For their fifth album, The Great Impersonator, Halsey decided to make a set of songs inspired by different pop icons from the 1970s onwards. The idea has real emotional grounding—the album was written during a period in which they dealt with postpartum depression, lupus, and T-cell lymphoproliferative disorder, leaving them feeling distanced from their own body and “like a professional Halsey impersonator”—but Halsey has gone whole hog with the affair, teasing the record with a steady drip of photoshoots that meticulously recreate famous shots of Joni Mitchell, Fiona Apple, Stevie Nicks, and more.
Credit where credit’s due: This is a great idea for a series of Instagram posts. As the concept for a pop album, it’s fairly boilerplate—without being so explicit, this is essentially what Taylor Swift did on Lover or Chappell Roan on The Rise and Fall of a Midwest Princess. The force with which Halsey has embraced this aspect of The Great Impersonator is, altogether, detrimental: Knowing that the title track is a Björk tribute or that “Arsonist” is in the style of Fiona Apple makes you wonder if they’ve ever heard either artist, a doubt that arises again and again. But Halsey is addicted to concepts—all five of her records have some kind of overarching theme or conceit, the least elaborate being the one about pop in a dystopian wasteland and the most elaborate (and, if you ask me, most successful) being the one where Alanis Morissette and Suga from BTS represent characters in her psyche.

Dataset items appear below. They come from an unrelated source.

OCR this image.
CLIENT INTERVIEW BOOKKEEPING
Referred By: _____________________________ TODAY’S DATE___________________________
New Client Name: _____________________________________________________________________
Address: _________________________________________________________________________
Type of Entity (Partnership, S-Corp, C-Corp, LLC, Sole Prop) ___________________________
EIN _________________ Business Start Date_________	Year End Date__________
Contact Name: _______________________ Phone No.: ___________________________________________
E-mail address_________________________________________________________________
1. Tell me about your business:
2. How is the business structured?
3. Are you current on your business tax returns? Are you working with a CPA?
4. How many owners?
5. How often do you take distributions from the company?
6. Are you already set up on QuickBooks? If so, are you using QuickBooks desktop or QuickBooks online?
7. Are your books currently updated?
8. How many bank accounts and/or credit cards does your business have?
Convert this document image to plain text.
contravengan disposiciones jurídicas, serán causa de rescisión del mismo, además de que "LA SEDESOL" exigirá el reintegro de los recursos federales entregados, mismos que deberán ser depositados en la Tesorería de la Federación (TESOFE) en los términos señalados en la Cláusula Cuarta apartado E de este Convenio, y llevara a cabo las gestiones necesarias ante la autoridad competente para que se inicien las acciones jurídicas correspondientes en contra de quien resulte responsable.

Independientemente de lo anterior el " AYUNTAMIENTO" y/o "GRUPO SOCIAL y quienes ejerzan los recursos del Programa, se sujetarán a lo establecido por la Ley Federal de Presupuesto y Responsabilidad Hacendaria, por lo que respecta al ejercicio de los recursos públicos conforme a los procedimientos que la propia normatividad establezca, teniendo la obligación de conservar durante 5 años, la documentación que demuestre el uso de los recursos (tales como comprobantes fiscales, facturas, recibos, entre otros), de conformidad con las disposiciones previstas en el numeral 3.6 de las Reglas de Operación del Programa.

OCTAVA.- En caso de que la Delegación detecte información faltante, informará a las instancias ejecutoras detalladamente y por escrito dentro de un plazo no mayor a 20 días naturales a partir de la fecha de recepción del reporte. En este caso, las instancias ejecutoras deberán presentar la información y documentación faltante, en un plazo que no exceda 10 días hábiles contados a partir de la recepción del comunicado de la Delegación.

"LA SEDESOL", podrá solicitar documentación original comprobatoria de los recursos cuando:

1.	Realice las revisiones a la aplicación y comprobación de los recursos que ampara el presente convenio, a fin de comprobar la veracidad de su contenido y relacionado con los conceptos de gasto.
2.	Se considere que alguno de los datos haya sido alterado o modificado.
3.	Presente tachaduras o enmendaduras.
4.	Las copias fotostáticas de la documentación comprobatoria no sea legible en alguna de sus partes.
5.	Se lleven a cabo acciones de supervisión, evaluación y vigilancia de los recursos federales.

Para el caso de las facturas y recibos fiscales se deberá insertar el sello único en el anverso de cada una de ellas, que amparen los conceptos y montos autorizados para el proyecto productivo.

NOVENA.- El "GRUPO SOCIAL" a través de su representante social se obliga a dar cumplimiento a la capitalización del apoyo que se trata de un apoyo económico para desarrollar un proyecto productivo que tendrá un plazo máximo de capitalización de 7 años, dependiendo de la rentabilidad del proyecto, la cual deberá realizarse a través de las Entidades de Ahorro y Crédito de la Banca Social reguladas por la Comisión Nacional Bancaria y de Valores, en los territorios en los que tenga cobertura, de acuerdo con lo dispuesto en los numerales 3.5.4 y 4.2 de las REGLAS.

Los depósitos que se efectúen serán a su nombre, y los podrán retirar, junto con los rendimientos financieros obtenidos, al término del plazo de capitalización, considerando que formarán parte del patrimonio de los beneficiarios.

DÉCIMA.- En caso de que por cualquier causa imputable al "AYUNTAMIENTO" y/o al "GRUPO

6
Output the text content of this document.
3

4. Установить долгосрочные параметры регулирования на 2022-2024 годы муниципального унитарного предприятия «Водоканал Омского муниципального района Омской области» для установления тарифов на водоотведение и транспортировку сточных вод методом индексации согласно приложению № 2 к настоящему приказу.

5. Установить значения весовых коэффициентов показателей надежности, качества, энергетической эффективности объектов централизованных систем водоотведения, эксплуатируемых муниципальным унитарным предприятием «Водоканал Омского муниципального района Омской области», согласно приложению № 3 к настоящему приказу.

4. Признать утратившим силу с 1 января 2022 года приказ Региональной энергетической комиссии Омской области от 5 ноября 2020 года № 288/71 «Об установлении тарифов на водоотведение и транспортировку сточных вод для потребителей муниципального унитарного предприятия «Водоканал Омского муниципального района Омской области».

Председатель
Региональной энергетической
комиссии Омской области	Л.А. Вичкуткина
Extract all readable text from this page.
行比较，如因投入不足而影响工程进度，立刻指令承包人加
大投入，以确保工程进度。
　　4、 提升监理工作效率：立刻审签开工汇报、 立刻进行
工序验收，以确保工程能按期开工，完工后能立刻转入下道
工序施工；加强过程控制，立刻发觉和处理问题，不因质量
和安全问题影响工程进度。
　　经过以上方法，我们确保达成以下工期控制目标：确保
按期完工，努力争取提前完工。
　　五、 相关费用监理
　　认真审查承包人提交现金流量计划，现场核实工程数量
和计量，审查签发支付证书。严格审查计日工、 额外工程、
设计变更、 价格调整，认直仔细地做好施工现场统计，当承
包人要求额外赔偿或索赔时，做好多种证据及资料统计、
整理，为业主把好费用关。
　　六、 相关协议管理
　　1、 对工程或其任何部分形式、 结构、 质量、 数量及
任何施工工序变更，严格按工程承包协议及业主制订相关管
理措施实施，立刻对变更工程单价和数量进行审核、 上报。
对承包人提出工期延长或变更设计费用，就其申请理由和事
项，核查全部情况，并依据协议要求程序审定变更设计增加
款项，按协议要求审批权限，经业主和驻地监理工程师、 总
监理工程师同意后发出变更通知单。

This points to a fundamental problem with the idea of Halsey as auteur: Although they’re a great curator, a brilliant singles artist—ask to hear my “the six best Halsey songs” playlist—and a hugely compelling performer, they’ve never presented a coherent vision of who they are or what they want to say in even the broadest sense. At her best, Halsey grinds nostalgia and modernity into a homogenous pulp, singing about “that Blink-182 song that we beat to death in Tucson” on an EDM track, or using Trent Reznor’s masc industrial sleaze as the backing for a record about feminine alienation. At other times, she writes about pain, adopting a martyr’s pose, but because that martyrdom is self-ascribed, it also feels profoundly unrelatable. Perhaps Halsey feels like they’re a dumping ground for the emotions of their millions of fans, a site of projection for the wounded and the lonely—but as a pop star, that’s the first bullet point in the job description.